Spaniards have seen their disposable incomes squeezed by government spending cuts and muted wage growth as the jobless rate has soared to an unprecedented 21.5 percent, with more and more people waiting for the sales to make their purchases.
For the shops, the post-Christmas binge – which accounts for 20 percent of clothing retailers’ total sales – are an opportunity to make up for a sluggish year and get rid of piles of unsold stock.
Three-quarters of Spaniards plan to spend more money during this post-Christmas sales period than they did last year, according to a survey of 2,000 consumers carried out by the Federation for Independent Consumers.
Every consumer will spend an average of 90 euros this year, a 5.8 percent rise over 2011 and the first increase since the economy tanked in 2008 when a property bubble collapsed, according to the consumer group.
“The consumption pattern is changing. In recent years, with the economic crisis, people wait for the sales. They don’t spend at Christmas so as to spend during the sales,” said the head of clothing retail lobby group Acotex, Eduardo Vega.
The biggest discounts are offered by chain stores, especially those selling clothes.
Along Madrid’s main street, the Gran Via, large signs advertising discounts of up to 50 percent hang from store windows as packs of shoppers loaded up with bags walk by.
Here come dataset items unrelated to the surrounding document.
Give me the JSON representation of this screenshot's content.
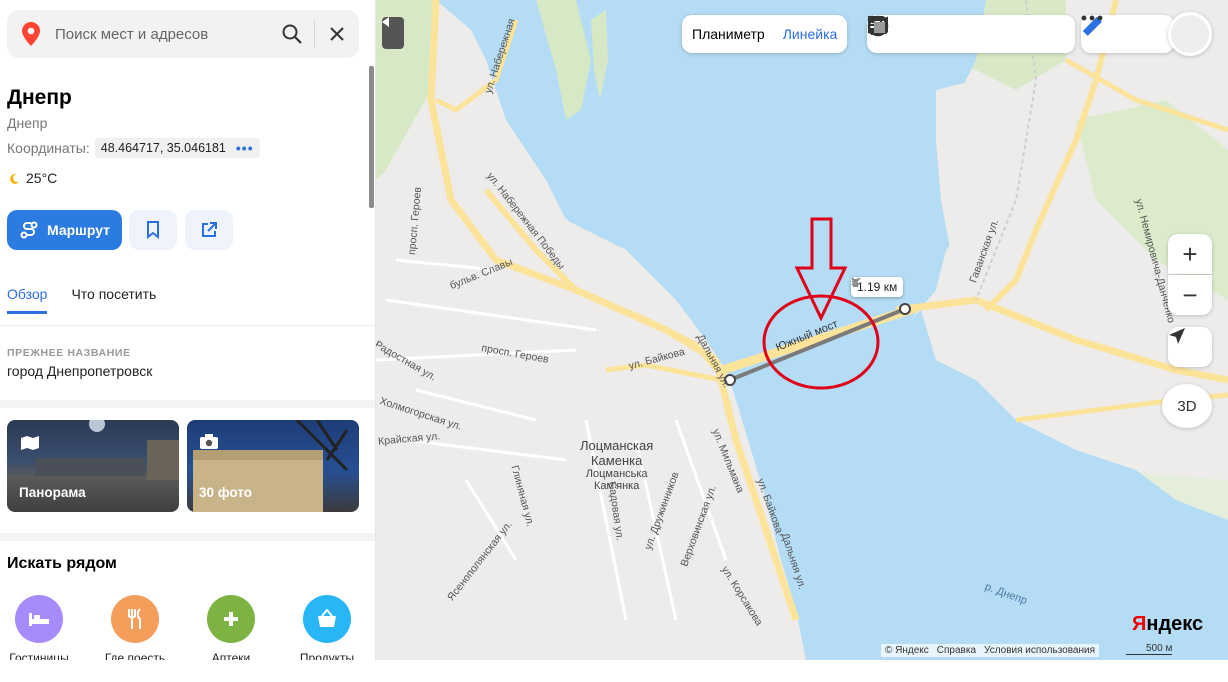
{
  "search": {
    "placeholder": "Поиск мест и адресов",
    "icons": [
      "map-pin-icon",
      "search-icon",
      "close-icon"
    ]
  },
  "place": {
    "title": "Днепр",
    "subtitle": "Днепр",
    "coords_label": "Координаты:",
    "coords_value": "48.464717, 35.046181",
    "coords_more": "•••",
    "weather": "25°C"
  },
  "actions": {
    "route_label": "Маршрут",
    "icons": [
      "route-icon",
      "bookmark-icon",
      "share-icon"
    ]
  },
  "tabs": [
    {
      "label": "Обзор",
      "active": true
    },
    {
      "label": "Что посетить",
      "active": false
    }
  ],
  "history": {
    "caption": "ПРЕЖНЕЕ НАЗВАНИЕ",
    "value": "город Днепропетровск"
  },
  "photos": [
    {
      "label": "Панорама",
      "icon": "panorama-icon"
    },
    {
      "label": "30 фото",
      "icon": "camera-icon"
    }
  ],
  "nearby": {
    "title": "Искать рядом",
    "items": [
      {
        "label": "Гостиницы",
        "color": "#a78bfa",
        "icon": "bed-icon"
      },
      {
        "label": "Где поесть",
        "color": "#f59e5b",
        "icon": "fork-knife-icon"
      },
      {
        "label": "Аптеки",
        "color": "#7cb342",
        "icon": "plus-icon"
      },
      {
        "label": "Продукты",
        "color": "#29b6f6",
        "icon": "basket-icon"
      }
    ]
  },
  "map": {
    "ruler_tabs": [
      {
        "label": "Планиметр",
        "active": false
      },
      {
        "label": "Линейка",
        "active": true
      }
    ],
    "layer_icons": [
      "traffic-icon",
      "panorama-layer-icon",
      "photo-layer-icon",
      "transport-icon",
      "layers-icon"
    ],
    "tool_icons": [
      "ruler-icon",
      "more-icon"
    ],
    "zoom_in": "+",
    "zoom_out": "−",
    "view_3d": "3D",
    "measurement": "1.19 км",
    "bridge_label": "Южный мост",
    "river_label": "р. Днепр",
    "district": [
      "Лоцманская",
      "Каменка",
      "Лоцманська",
      "Кам'янка"
    ],
    "streets": [
      "ул. Набережная",
      "ул. Набережная Победы",
      "просп. Героев",
      "бульв. Славы",
      "просп. Героев",
      "Радостная ул.",
      "Холмогорская ул.",
      "Крайская ул.",
      "ул. Байкова",
      "Дальняя ул.",
      "ул. Мильмана",
      "Глиняная ул.",
      "Ясенополянская ул.",
      "Садовая ул.",
      "ул. Дружинников",
      "Верховинская ул.",
      "ул. Корсакова",
      "Дальняя ул.",
      "Гаванская ул.",
      "ул. Немировича-Данченко",
      "ул. Байкова"
    ],
    "footer": [
      "© Яндекс",
      "Справка",
      "Условия использования"
    ],
    "scale": "500 м",
    "logo_y": "Я",
    "logo_rest": "ндекс",
    "colors": {
      "water": "#b5dcf5",
      "road": "#fbe39a",
      "annotation": "#e0001a",
      "arrow": "#f5c542",
      "accent": "#2b6fe0"
    }
  }
}
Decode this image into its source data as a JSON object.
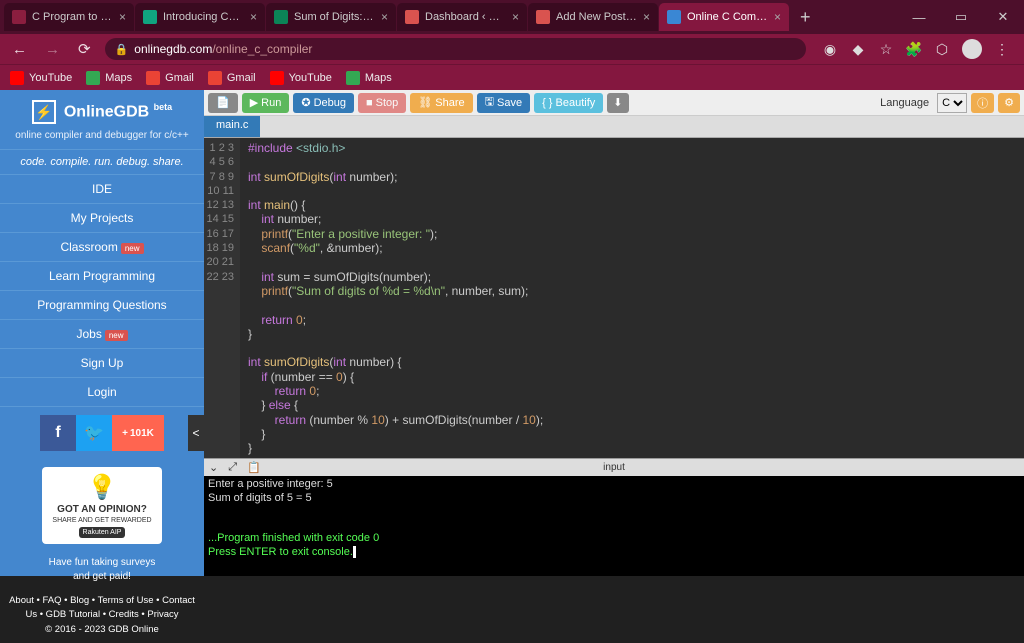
{
  "browser": {
    "tabs": [
      {
        "title": "C Program to Find the",
        "fav": "#8b1e3f"
      },
      {
        "title": "Introducing ChatGPT",
        "fav": "#10a37f"
      },
      {
        "title": "Sum of Digits: Recurs",
        "fav": "#0b8457"
      },
      {
        "title": "Dashboard ‹ Develope",
        "fav": "#d9534f"
      },
      {
        "title": "Add New Post ‹ Devel",
        "fav": "#d9534f"
      },
      {
        "title": "Online C Compiler - o",
        "fav": "#3a87d4",
        "active": true
      }
    ],
    "url_domain": "onlinegdb.com",
    "url_path": "/online_c_compiler",
    "bookmarks": [
      {
        "label": "YouTube",
        "color": "#ff0000"
      },
      {
        "label": "Maps",
        "color": "#34a853"
      },
      {
        "label": "Gmail",
        "color": "#ea4335"
      },
      {
        "label": "Gmail",
        "color": "#ea4335"
      },
      {
        "label": "YouTube",
        "color": "#ff0000"
      },
      {
        "label": "Maps",
        "color": "#34a853"
      }
    ]
  },
  "sidebar": {
    "brand": "OnlineGDB",
    "beta": "beta",
    "subtitle": "online compiler and debugger for c/c++",
    "tagline": "code. compile. run. debug. share.",
    "items": [
      {
        "label": "IDE"
      },
      {
        "label": "My Projects"
      },
      {
        "label": "Classroom",
        "badge": "new"
      },
      {
        "label": "Learn Programming"
      },
      {
        "label": "Programming Questions"
      },
      {
        "label": "Jobs",
        "badge": "new"
      },
      {
        "label": "Sign Up"
      },
      {
        "label": "Login"
      }
    ],
    "share_count": "101K",
    "promo": {
      "title": "GOT AN OPINION?",
      "sub": "SHARE AND GET REWARDED",
      "brand": "Rakuten AIP",
      "text1": "Have fun taking surveys",
      "text2": "and get paid!"
    },
    "footer": "About • FAQ • Blog • Terms of Use • Contact Us • GDB Tutorial • Credits • Privacy",
    "copyright": "© 2016 - 2023 GDB Online"
  },
  "toolbar": {
    "run": "Run",
    "debug": "Debug",
    "stop": "Stop",
    "share": "Share",
    "save": "Save",
    "beautify": "{ } Beautify",
    "lang_label": "Language",
    "lang_value": "C"
  },
  "file_tab": "main.c",
  "code_lines": 23,
  "terminal": {
    "label": "input",
    "l1": "Enter a positive integer: 5",
    "l2": "Sum of digits of 5 = 5",
    "l3": "...Program finished with exit code 0",
    "l4": "Press ENTER to exit console."
  }
}
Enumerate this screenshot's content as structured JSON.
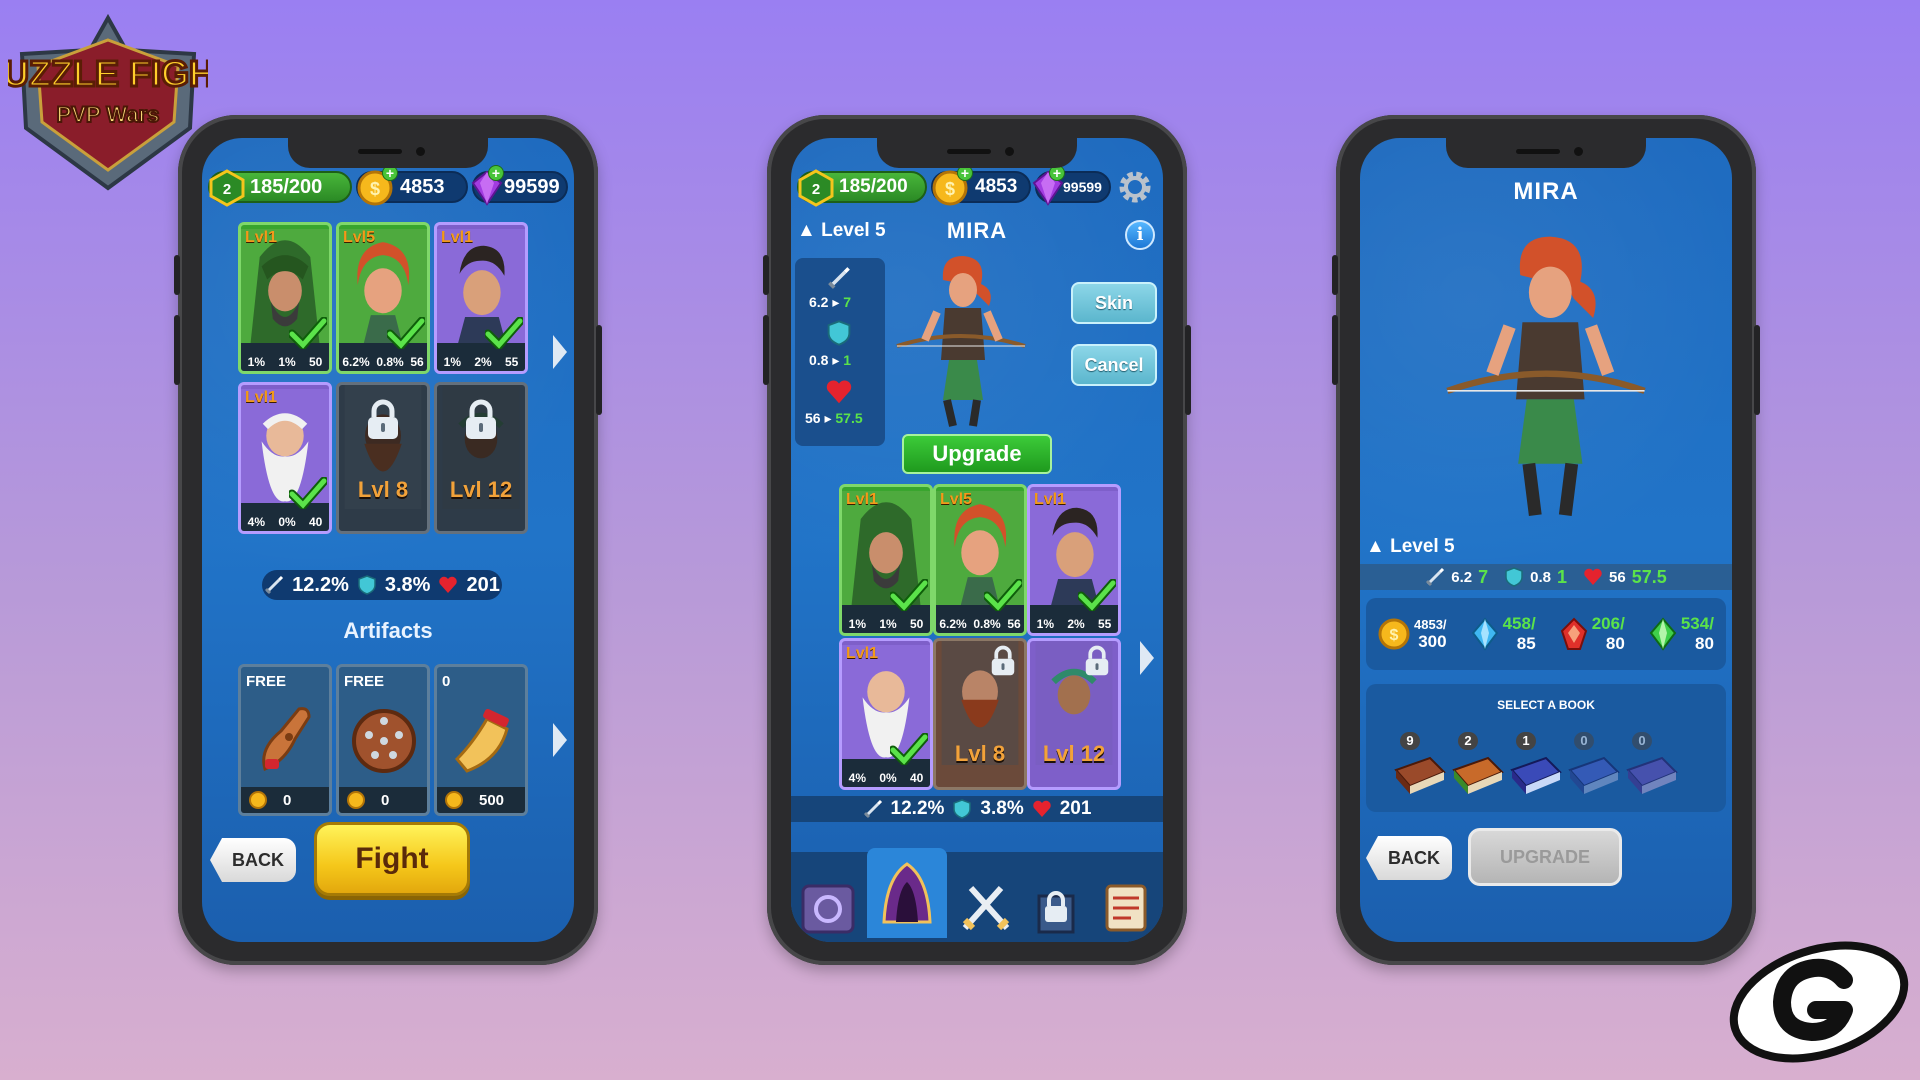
{
  "logo": {
    "line1": "PUZZLE FIGHT",
    "line2": "PVP Wars"
  },
  "common": {
    "energy_level": "2",
    "energy": "185/200",
    "gold": "4853",
    "gems_p1": "99599",
    "gems_p2": "99599"
  },
  "heroes": [
    {
      "level_tag": "Lvl1",
      "stats": [
        "1%",
        "1%",
        "50"
      ],
      "owned": true
    },
    {
      "level_tag": "Lvl5",
      "stats": [
        "6.2%",
        "0.8%",
        "56"
      ],
      "owned": true
    },
    {
      "level_tag": "Lvl1",
      "stats": [
        "1%",
        "2%",
        "55"
      ],
      "owned": true
    },
    {
      "level_tag": "Lvl1",
      "stats": [
        "4%",
        "0%",
        "40"
      ],
      "owned": true
    },
    {
      "level_tag": "Lvl 8",
      "owned": false
    },
    {
      "level_tag": "Lvl 12",
      "owned": false
    }
  ],
  "team_stats": {
    "attack": "12.2%",
    "defense": "3.8%",
    "health": "201"
  },
  "artifacts": {
    "title": "Artifacts",
    "items": [
      {
        "tag": "FREE",
        "cost": "0"
      },
      {
        "tag": "FREE",
        "cost": "0"
      },
      {
        "tag": "0",
        "cost": "500"
      }
    ]
  },
  "phone1": {
    "back_label": "BACK",
    "fight_label": "Fight"
  },
  "phone2": {
    "level": "Level 5",
    "hero_name": "MIRA",
    "info": "i",
    "side_stats": {
      "attack_cur": "6.2",
      "attack_next": "7",
      "defense_cur": "0.8",
      "defense_next": "1",
      "health_cur": "56",
      "health_next": "57.5"
    },
    "skin_label": "Skin",
    "cancel_label": "Cancel",
    "upgrade_label": "Upgrade"
  },
  "phone3": {
    "hero_name": "MIRA",
    "level": "Level 5",
    "stats": {
      "attack_cur": "6.2",
      "attack_next": "7",
      "defense_cur": "0.8",
      "defense_next": "1",
      "health_cur": "56",
      "health_next": "57.5"
    },
    "resources": [
      {
        "have": "4853/",
        "need": "300"
      },
      {
        "have": "458/",
        "need": "85"
      },
      {
        "have": "206/",
        "need": "80"
      },
      {
        "have": "534/",
        "need": "80"
      }
    ],
    "select_book": "SELECT A BOOK",
    "books": [
      "9",
      "2",
      "1",
      "0",
      "0"
    ],
    "back_label": "BACK",
    "upgrade_label": "UPGRADE"
  },
  "colors": {
    "background_top": "#9a7ff2",
    "background_bottom": "#d8afcf",
    "screen_blue": "#2174c8",
    "panel_navy": "#0f3a70",
    "energy_green": "#48b63a",
    "fight_yellow": "#f5c71a",
    "upgrade_green": "#1f9a1e"
  }
}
“There are more items on sale at half off this year and more items with discounts,” said Raul, a 21-year-old shop attendant at an outlet of Swedish fashion group H&M on the Gran Via as he folded shirts.
Stores offered discounts of between 20-30 percent before Christmas and now must do even more to attract customers, said Vega.
“Sales throughout the year were not satisfactory and this is a way to give them a boost,” he said.
The Christmas discounts helped boost sales at clothing retailers in December, which inched up 1.0 percent compared to a decline of 3.0 percent in the previous year, according to Acotex.
The group predicts that for all of 2011, sales will be down around 1.0 percent, a fourth consecutive yearly decline, but will stabilise this year.
Spanish retailers have been hit especially hard by the economic downturn.
Over 37,000 small- and medium-sized stores closed their doors last year, according to the Spanish Confederation of Commerce.
The pressure on consumers’ disposable income – and by extension on Spanish retailers – is expected to continue in 2012.
Spain’s new conservative government on Friday unveiled spending cuts and tax increases to save 15.1 billion euros this year as it announced the 2011 deficit would top previous forecasts.
The measures include higher taxes on salaries and on capital income and an extension of a freeze on public sector wages.